Both models above are around the same price (approx £85 in the UK) and for me represent excellent value for money without gimmicks and are two of the most practical and sensible Timex models I’ve seen for a while.
True Get and Forget watches = Form, Function and Fit. (I can see a slogan coming. . . . . 😉 )
Note – I see that many Timex models now come with a generic instructional manual and often these do not relate at all to the watch model you may have bought. The model above (T49967) is such a model and I note the following additional instructions in case anyone purchases one.
The pushers are labelled and self explanatory, but when setting the digital time (first push the “set” pusher and hold it) and you go through the sequences – hours, minutes etc etc. and once done – push the “set” again, the digital display is then set by default to the Time indication.

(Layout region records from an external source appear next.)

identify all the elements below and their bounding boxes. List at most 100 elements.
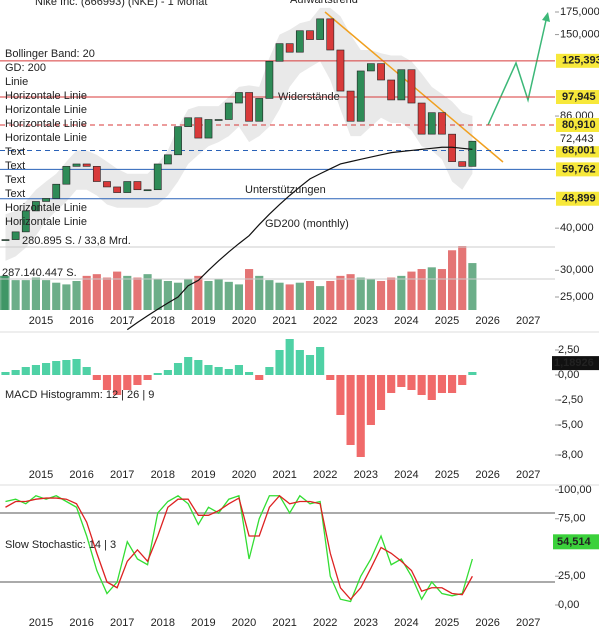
candle bbox=[275, 43, 284, 62]
level-box bbox=[556, 191, 599, 206]
macd-bar bbox=[316, 347, 325, 375]
macd-bar bbox=[245, 372, 254, 375]
volume-label: 287.140.447 S. bbox=[2, 267, 77, 279]
macd-bar bbox=[224, 369, 233, 375]
macd-bar bbox=[204, 365, 213, 375]
candle bbox=[356, 70, 365, 122]
candle bbox=[326, 18, 335, 51]
candle bbox=[123, 181, 132, 193]
x-tick-label: 2022 bbox=[313, 617, 337, 628]
candle bbox=[458, 161, 467, 167]
candle bbox=[438, 112, 446, 135]
candle bbox=[255, 98, 264, 122]
volume-bar bbox=[448, 250, 457, 310]
x-tick-label: 2019 bbox=[191, 617, 215, 628]
candle bbox=[468, 140, 477, 167]
candle bbox=[143, 189, 152, 192]
legend-entry: Horizontale Linie bbox=[5, 132, 87, 144]
volume-bar bbox=[265, 280, 274, 310]
x-tick-label: 2015 bbox=[29, 469, 53, 481]
legend-entry: Text bbox=[5, 160, 25, 172]
macd-bar bbox=[62, 360, 71, 375]
candle bbox=[153, 163, 162, 191]
volume-bar bbox=[285, 284, 294, 310]
x-tick-label: 2021 bbox=[272, 617, 296, 628]
macd-bar bbox=[21, 367, 30, 375]
y-tick-label: 0,00 bbox=[558, 369, 579, 381]
candle bbox=[427, 112, 436, 135]
panel-title: MACD Histogramm: 12 | 26 | 9 bbox=[5, 389, 154, 401]
last-label: 72,443 bbox=[560, 133, 594, 145]
x-tick-label: 2019 bbox=[191, 315, 215, 327]
macd-bar bbox=[275, 350, 284, 375]
annotation: GD200 (monthly) bbox=[265, 218, 349, 230]
x-tick-label: 2016 bbox=[69, 315, 93, 327]
volume-bar bbox=[245, 269, 254, 310]
candle bbox=[306, 30, 314, 40]
candle bbox=[235, 92, 243, 104]
legend-entry: GD: 200 bbox=[5, 62, 46, 74]
legend-entry: Linie bbox=[5, 76, 28, 88]
macd-bar bbox=[173, 363, 183, 375]
macd-bar bbox=[82, 367, 91, 375]
x-tick-label: 2025 bbox=[435, 469, 459, 481]
macd-bar bbox=[133, 375, 142, 385]
macd-bar bbox=[346, 375, 355, 445]
macd-bar bbox=[11, 370, 20, 375]
volume-bar bbox=[407, 271, 416, 310]
x-tick-label: 2024 bbox=[394, 469, 418, 481]
forecast bbox=[487, 15, 548, 126]
legend-entry: Text bbox=[5, 146, 25, 158]
volume-bar bbox=[21, 280, 30, 310]
level-label: 80,910 bbox=[562, 119, 596, 131]
x-tick-label: 2020 bbox=[232, 315, 256, 327]
macd-bar bbox=[356, 375, 365, 457]
volume-bar bbox=[417, 269, 426, 310]
x-tick-label: 2021 bbox=[272, 469, 296, 481]
legend-entry: Horizontale Linie bbox=[5, 118, 87, 130]
volume-bar bbox=[133, 277, 142, 310]
x-tick-label: 2020 bbox=[232, 617, 256, 628]
macd-bar bbox=[1, 372, 10, 375]
volume-bar bbox=[31, 277, 41, 310]
annotation: Aufwärtstrend bbox=[290, 0, 358, 6]
candle bbox=[265, 60, 274, 99]
candle bbox=[397, 69, 406, 101]
macd-bar bbox=[397, 375, 406, 387]
volume-bar bbox=[143, 274, 152, 310]
macd-bar bbox=[326, 375, 335, 380]
x-tick-label: 2023 bbox=[354, 617, 378, 628]
macd-bar bbox=[366, 375, 375, 425]
candle bbox=[224, 102, 233, 120]
macd-bar bbox=[113, 375, 122, 395]
macd-bar bbox=[458, 375, 467, 385]
x-tick-label: 2018 bbox=[151, 469, 175, 481]
x-tick-label: 2026 bbox=[475, 315, 499, 327]
last-label: 1,18926 bbox=[554, 357, 594, 369]
macd-bar bbox=[194, 360, 203, 375]
volume-bar bbox=[214, 279, 223, 310]
annotation: Unterstützungen bbox=[245, 184, 326, 196]
candle bbox=[11, 231, 20, 240]
x-tick-label: 2024 bbox=[394, 315, 418, 327]
candle bbox=[346, 90, 355, 122]
macd-bar bbox=[123, 375, 132, 390]
volume-bar bbox=[356, 277, 365, 310]
candle bbox=[82, 163, 91, 167]
level-box bbox=[556, 143, 599, 158]
bands bbox=[5, 7, 473, 261]
volume-bar bbox=[295, 282, 304, 310]
volume-bar bbox=[224, 281, 233, 310]
candle bbox=[407, 69, 416, 104]
y-tick-label: 150,000 bbox=[560, 28, 599, 40]
candle bbox=[316, 18, 325, 40]
y-tick-label: 175,000 bbox=[560, 6, 599, 18]
level-label: 125,393 bbox=[562, 55, 599, 67]
x-tick-label: 2017 bbox=[110, 617, 134, 628]
volume-bar bbox=[427, 267, 436, 310]
volume-bar bbox=[204, 280, 213, 310]
macd-bar bbox=[72, 359, 81, 375]
candle bbox=[184, 117, 193, 127]
volume-bar bbox=[72, 280, 81, 310]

However to display the Day, Date and Month (the calendar), you must push the ST button on the bezel and the Calendar will flash up for a second. To permanently show the Calendar display rather than the Time display, push and hold the ST button for at least 3 or 4 seconds. This will show the date, day and month then set – then release the button and the Calendar will stay indicated, now as the permanent digital display. So at a glance you now have the analog hour, minute and seconds hands on the main dial and the digital display will be showing the Calendar. (you can reverse the sequence as you wish).
Also when setting the digital display the Calendar can be selected show either USA or UK style (Day, Date and Month) – something I wish others would emulate.
Finally I’d add to this selection my other Timex Digital Expedition. Quite similar to the ana/digi here, but digital only and once again a really sweet watch to wear – I show an image just for comparison.
It’s interesting to note that out of my collection of Timex watches, the one shown here on the left (T49854J), the ana/digi above (T49867) certainly get the most wrist time. For methey encapsulate everything that Timex in my opinion does best. Really excellent low cost daily beaters – true “get and forget” models, that are a perfect balance between “Form, Function and Fit”.
What really and honestly could be any better?